By now you'll probably be craving some decent backcountry hiking, which, if you keep an open mind, is not totally out of the question in Hot Springs. To find it, head about three miles out of town on Arkansas 7 and U.S. 70b west to the Gulpha Gorge Campground, a good place to pitch your tent ($8 per night; first-come, first-served)--the only place, in fact, as backcountry camping is off-limits. From there, take your pick of either the 1.6-mile round-trip Gulpha Gorge Trail, one-mile Goat Rock Trail, or a handful of other short treks through thick redbud and dogwood cover to nearby quarries and great views of the city below. Because the water in the few uncovered hot springs in the park usually hits a scorching 147-degrees, you'll have to do your bathing in one of six bath halls in town--only one of which, the Buckstaff (501-623-2308), is on historic Bathhouse Row and still offers traditional baths. For additional information, call the park visitor center at 501-624-3383.

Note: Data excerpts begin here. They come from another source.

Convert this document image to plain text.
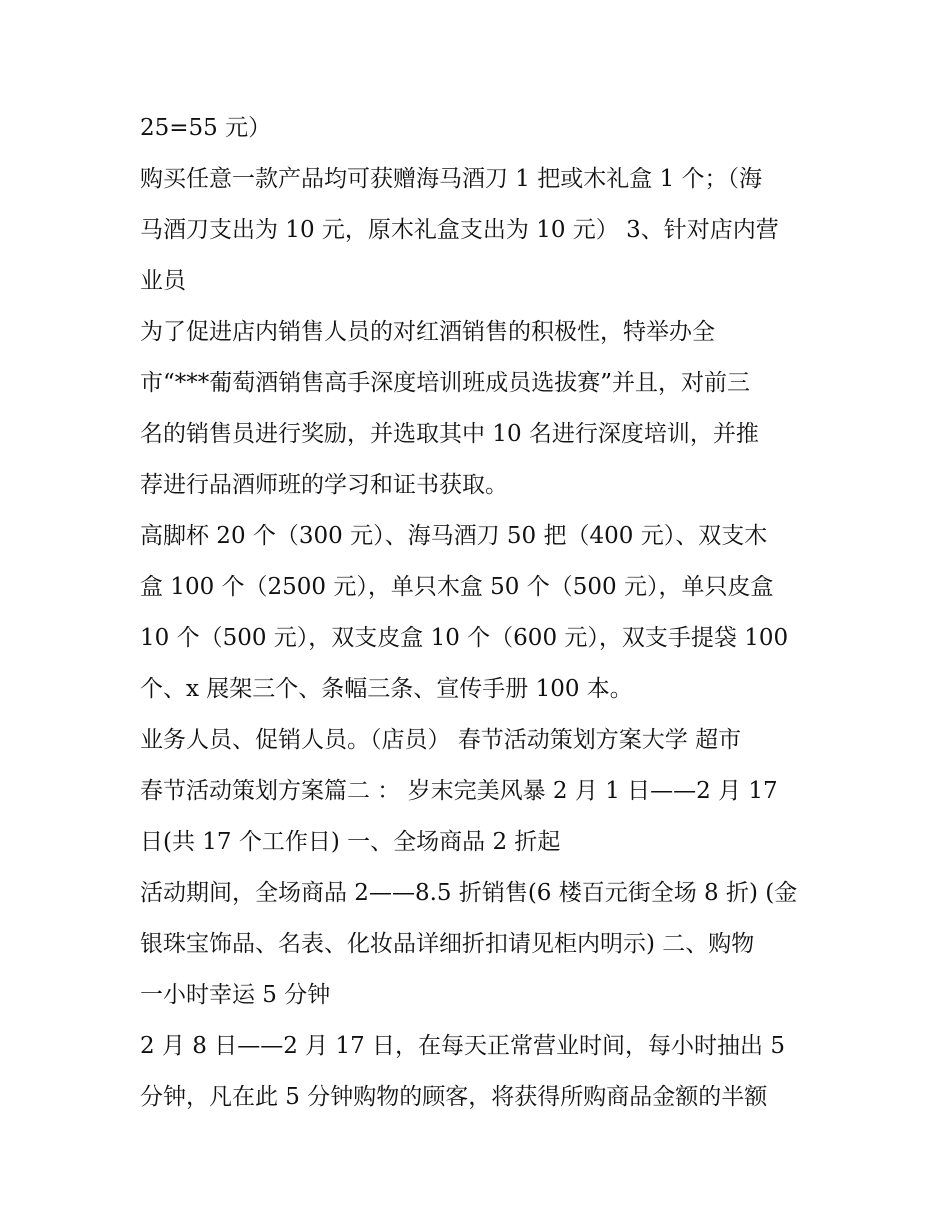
25=55 元）
购买任意一款产品均可获赠海马酒刀 1 把或木礼盒 1 个；（海
马酒刀支出为 10 元，原木礼盒支出为 10 元） 3、针对店内营
业员
为了促进店内销售人员的对红酒销售的积极性，特举办全
市“***葡萄酒销售高手深度培训班成员选拔赛”并且，对前三
名的销售员进行奖励，并选取其中 10 名进行深度培训，并推
荐进行品酒师班的学习和证书获取。
高脚杯 20 个（300 元）、海马酒刀 50 把（400 元）、双支木
盒 100 个（2500 元），单只木盒 50 个（500 元），单只皮盒
10 个（500 元），双支皮盒 10 个（600 元），双支手提袋 100
个、x 展架三个、条幅三条、宣传手册 100 本。
业务人员、促销人员。（店员） 春节活动策划方案大学 超市
春节活动策划方案篇二 ： 岁末完美风暴 2 月 1 日——2 月 17
日(共 17 个工作日) 一、全场商品 2 折起
活动期间，全场商品 2——8.5 折销售(6 楼百元街全场 8 折) (金
银珠宝饰品、名表、化妆品详细折扣请见柜内明示) 二、购物
一小时幸运 5 分钟
2 月 8 日——2 月 17 日，在每天正常营业时间，每小时抽出 5
分钟，凡在此 5 分钟购物的顾客，将获得所购商品金额的半额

While you're in the area, consider a two-day canoe trip on the Buffalo River, the last of Arkansas's great rivers to remain undammed. The 30-mile stretch of river from Boxley Bridge to Pruitt Landing will take you past towering cliffs and more than 1,500 species of plants, including sweet gums, sycamores, hickories, and maples, not to mention a 175-foot waterfall at Hemmed-In Hollow, one of the highest between the Appalachians and the Rockies. Call the Buffalo National River Park Service office at 501-741-5443 for a list of canoe rental concessions on the river and a copy of the Buffalo National River Canoeing Guide ($6).